Quite particular is the case of a treaty to which a greater number of States are parties and which is only partially ratified by one of the contracting parties. Thus France, in ratifying the General Act of the Brussels Anti-Slavery Conference of July 2, 1890, excepted from ratification articles 21 to 23 and 42 to 61, and the Powers have acquiesced in this partial ratification, so that France is not bound by these twenty-three articles.[881]
[881] See Martens, N.R.G. 2nd Ser. XXII. (1897), p. 260.
But it must be emphasised that ratification is only then partial and conditional if one or more stipulations of the treaty which has been signed without reservation are exempted from ratification, or if an amending clause is added to the treaty during the process of ratification. It is therefore quite legitimate for a party who has signed a treaty with certain reservations as regards certain articles[882] to ratify the approved articles only, and it would be incorrect to speak in this case of a partial ratification.
Again, it is quite legitimate—and one ought not in that case to speak of conditional ratification—for a contracting party who wants to secure the interpretation of certain terms and clauses of a treaty to grant ratification with the understanding only that such terms and clauses should be interpreted in such and such a way.
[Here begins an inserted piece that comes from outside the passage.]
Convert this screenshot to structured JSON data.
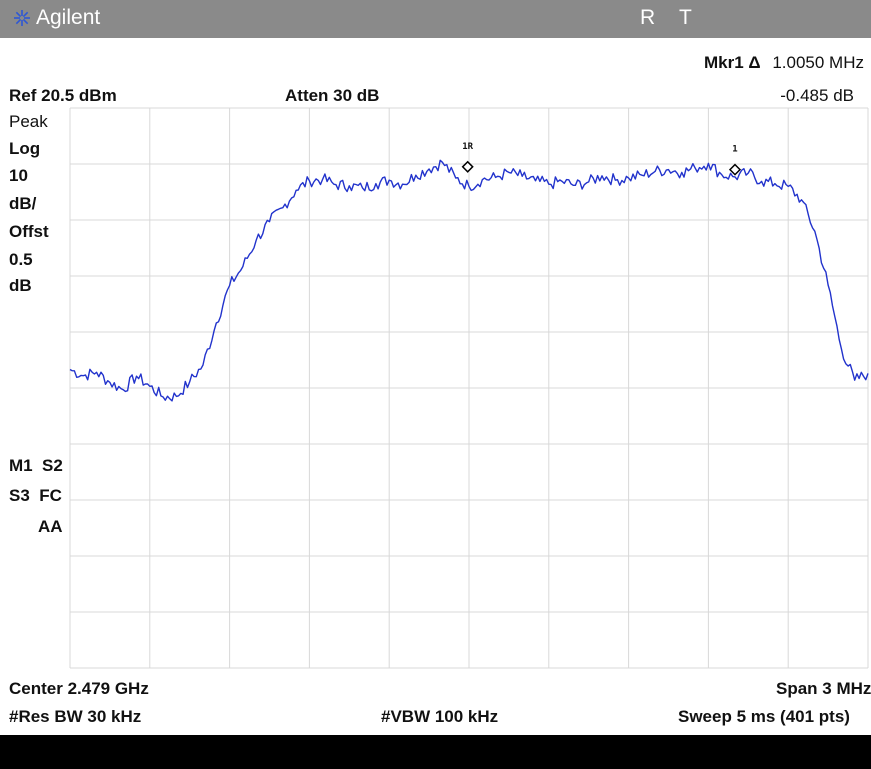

Thus when, in 1911, opposition arose in Great Britain to the ratification of the Declaration of London on account of the fact that the meaning of certain terms was ambiguous and that the wording of certain clauses did not agree with the interpretation given to them by the Report of the Drafting Committee, the British Government declared that they would only ratify with the understanding that the interpretation contained in the Report should be considered as binding and that the ambiguous terms concerned should have a determinate meaning. In such cases ratification does not introduce an amendment or an alteration, but only fixes the meaning of otherwise doubtful terms and clauses of the treaty.
Effect of Ratification.
§ 518. The effect of ratification is the binding force of the treaty. But the question arises whether the effect of ratification is retroactive, so that a treaty appears to be binding from the date when it is duly signed by the representatives. No unanimity exists among publicists as regards this question. As in all important cases treaties themselves stipulate the date from which they are to take effect, the question is chiefly of theoretical interest. The fact that ratification imparts the binding force to a treaty seems to indicate that ratification has regularly no retroactive effect. Different, however, is of course the case in which the contrary is expressly stipulated in the very treaty, and, again, the case when a treaty contains such stipulations as shall at once be executed, without waiting for the necessary ratification. Be this as it may, ratification makes a treaty binding only if the original consent was not given in error or under a delusion.[883] If, however, the ratifying State discovers such error or delusion and ratifies the treaty nevertheless, such ratification makes the treaty binding. And the same is valid as regards a ratification given to a treaty although the ratifying State knows that its representatives have exceeded their powers by concluding the treaty.